What is most important here is that the laws, customs, and
practices governing electronic commerce and, in a broader context,
electronic society are just beginning to develop. It is likely that
escrow mechanisms will be among the tools employed. It is, however,
too early to say what form they should take. They will need to be
worked out as society gets more experience with the new communications
media. They should not be imposed by government before society's real
needs have been determined.
Conduct of the Key Escrow Initiative
In my experience, the people who support the key escrow initiative
are inclined to express substantial trust in the government. I find
it ironic therefore that in its conduct of this program, the administration
has followed a course that could hardly have been better designed to
provoke distrust. The introduction of mechanisms designed to assure
the governments ability to conduct electronic surveillance on its
citizens and limit the ability of the citizens to protect themselves
against such surveillance is a major policy desision of the
information age. It has been presented, however, as a technicality,
buried in an obscure series of regulations. In so doing, it has
avoided congressional consideration of either its objectives or its
budget. The underlying secrecy of the technology has been used as a
tool for doleing out information piecemeal and making a timely
understanding of the issues difficult to achieve.
Suppose We Make a Mistake
In closing, I would like to ask a question. Suppose we make a
mistake?
o Suppose we fail to adopt a key excrow system and later
decide that one is needed?
o Suppose we adopt a key escrow system now when none is
needed?
Which would be the more serious error?
It is generally accepted that rights are not absolute. If private
access to high-grade encryption presented a clear and present danger
to society, there would be little political opposition to controlling
it. The reason there is so much disagreement is that there is so
little evidence of a problem.
If allowing or even encouraging wide dissemination of high-grade
cryptography proves to be a mistake, it will be a correctable mistake.
Generations of electronic equipment follow one another very quickly.
If cryptography comes to present such a problem that there is popular
consensus for regulating it, this will be just as possible in a decade
as it is today.
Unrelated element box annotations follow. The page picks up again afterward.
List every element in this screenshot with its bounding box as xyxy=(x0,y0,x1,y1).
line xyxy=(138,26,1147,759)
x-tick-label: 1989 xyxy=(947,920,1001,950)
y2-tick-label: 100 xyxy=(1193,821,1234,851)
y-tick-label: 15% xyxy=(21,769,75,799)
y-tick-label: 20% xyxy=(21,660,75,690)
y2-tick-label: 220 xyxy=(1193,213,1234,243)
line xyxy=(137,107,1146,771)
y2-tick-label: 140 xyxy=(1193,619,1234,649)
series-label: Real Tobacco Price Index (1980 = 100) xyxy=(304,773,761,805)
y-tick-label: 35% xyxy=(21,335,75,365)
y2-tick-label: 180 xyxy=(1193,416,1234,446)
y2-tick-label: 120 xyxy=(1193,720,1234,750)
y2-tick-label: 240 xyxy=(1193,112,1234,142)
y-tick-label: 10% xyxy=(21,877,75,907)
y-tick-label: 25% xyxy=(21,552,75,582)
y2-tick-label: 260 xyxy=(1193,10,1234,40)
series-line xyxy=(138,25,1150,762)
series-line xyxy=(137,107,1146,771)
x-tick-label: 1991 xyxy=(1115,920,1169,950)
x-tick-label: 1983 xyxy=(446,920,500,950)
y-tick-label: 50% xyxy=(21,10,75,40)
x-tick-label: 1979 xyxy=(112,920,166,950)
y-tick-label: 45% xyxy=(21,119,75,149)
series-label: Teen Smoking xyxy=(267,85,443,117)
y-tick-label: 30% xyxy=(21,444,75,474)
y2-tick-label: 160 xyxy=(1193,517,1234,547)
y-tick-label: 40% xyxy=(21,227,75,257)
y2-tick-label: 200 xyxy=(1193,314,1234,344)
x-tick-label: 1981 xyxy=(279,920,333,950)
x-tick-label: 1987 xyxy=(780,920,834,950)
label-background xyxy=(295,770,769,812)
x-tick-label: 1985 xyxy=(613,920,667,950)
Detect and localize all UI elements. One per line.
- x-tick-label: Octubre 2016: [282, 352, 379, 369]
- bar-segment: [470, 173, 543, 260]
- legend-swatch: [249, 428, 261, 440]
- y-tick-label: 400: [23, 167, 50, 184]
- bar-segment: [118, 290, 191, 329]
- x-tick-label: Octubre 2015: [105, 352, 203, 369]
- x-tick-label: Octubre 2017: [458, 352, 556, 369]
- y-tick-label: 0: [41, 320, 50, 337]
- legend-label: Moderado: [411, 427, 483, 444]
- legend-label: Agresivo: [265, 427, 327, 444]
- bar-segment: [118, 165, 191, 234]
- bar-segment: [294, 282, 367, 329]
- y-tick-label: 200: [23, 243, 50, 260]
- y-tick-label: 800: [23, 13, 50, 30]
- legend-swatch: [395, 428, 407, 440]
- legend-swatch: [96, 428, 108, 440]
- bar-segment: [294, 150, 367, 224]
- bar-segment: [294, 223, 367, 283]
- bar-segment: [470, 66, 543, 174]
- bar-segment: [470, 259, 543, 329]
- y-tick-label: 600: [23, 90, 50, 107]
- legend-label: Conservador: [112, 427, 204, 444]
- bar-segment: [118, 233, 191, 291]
If on the other hand, we set the precedent of
building government surveillance capabilities into our security
equipment we risk entrenching a bureaucracy that will not easily
surrender the power this gives.
Recommendation
In light of these considerations, I would like to suggest that the
Federal Standards making process should be brought back into line with
the intent of the Computer Security Act of 1987. Congres should press
the National Institute of Standards and Technology, with the cooperation
of the National Security Agency, to declassify the SKIPJACK algorithm
and issue a revised version of FIPS 185 that specifies the algorithm
and omits the key escrow provisions. This would be a proper replacement
for FIPS 46, the Data Encryption Standard, and would serve the needs
of the U.S. Government, U.S. industry, and U.S. citizens for years
to come.
Notes
I have examined some aspects of the subjects treated here at
greater length in other testimony and comments and copies of these
have been made available to the committee.
"The Impact of Regulating Cryptography on the Computer and
Communications Industries" Testimony Before the House Subcommittee on
Telecommunications and Finance, 9 June 1993.
"The Impact of a Secret Cryptographic Standard on Encryption,
Privacy, Law Enforcement and Technology" Testimony Before the House
Subcommittee on Science and Technology, 11 May 1993
Letter to the director of the Computer Systems Laboratory at the
National Institute of Standards and Technology, commenting on the
proposed Escrowed Encryption Standard, 27 September 1993.